While the majority of subjects had a normal BMD Z-score at the hip, approximately one third of subjects exhibited skeletal deficits (Z-score ≤ −1.0 SD) at the lumbar spine. This proportion is greater than would be expected in the general population. The deficits are likely due to the hypoestrogenic state induced by the GnRH agonist via down-regulation of the hypothalamic-pituitary axis. Since almost all of peak bone mass is achieved by age 18–20 years,18 even minimal interference with bone mineral accrual during adolescence could have critical long-term health implications.

Interestingly, duration of therapy with leuprolide and norethindrone acetate was not correlated with bone density at the hip or spine in this sample. In previous studies of adult women receiving GnRH agonist treatment without add-back, treatment duration has significantly impacted on BMD. Greater duration of therapy has been associated with more significant skeletal deficits.9,19 Our results indicate that concurrent add-back therapy may attenuate the anticipated loss of BMD. However, prospective studies of a larger sample size are needed to prove this hypothesis.

Our study has several limitations that must be considered. This sample of adolescents with endometriosis is a convenience sample taken from a tertiary care clinic, and may not be generalizable to all patients. The sample size was relatively small. To our knowledge, however, this study represents one of the first analyses of bone health in adolescent patients with endometriosis published to date. The cross-sectional nature of the data collection, the lack of baseline measures, and the lack of longitudinal data (follow-up measurements) are also important limitations that must be acknowledged.

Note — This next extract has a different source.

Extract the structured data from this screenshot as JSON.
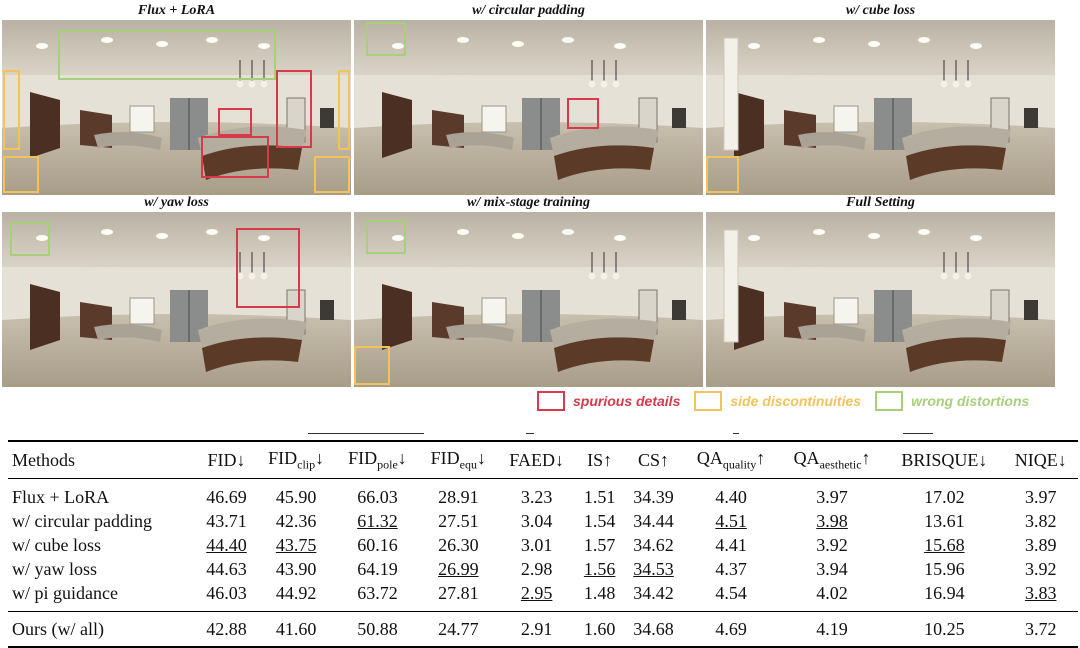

In summary, the use of norethindrone acetate as add-back therapy in adolescents treated with a GnRH agonist for endometriosis appears promising for the preservation of skeletal health. BMD should be carefully monitored in adolescents receiving treatment with GnRH agonists, given that we found that almost one third of our participants exhibited some degree of skeletal deficit at the lumbar spine. While add-back therapy is an intriguing therapeutic option to preserve bone density, future prospective studies are needed to determine efficacy in this young patient population.

Acknowledgments

Financial support was received from Project 5-T71-MC-00009-14 from the Maternal and Child Health Bureau.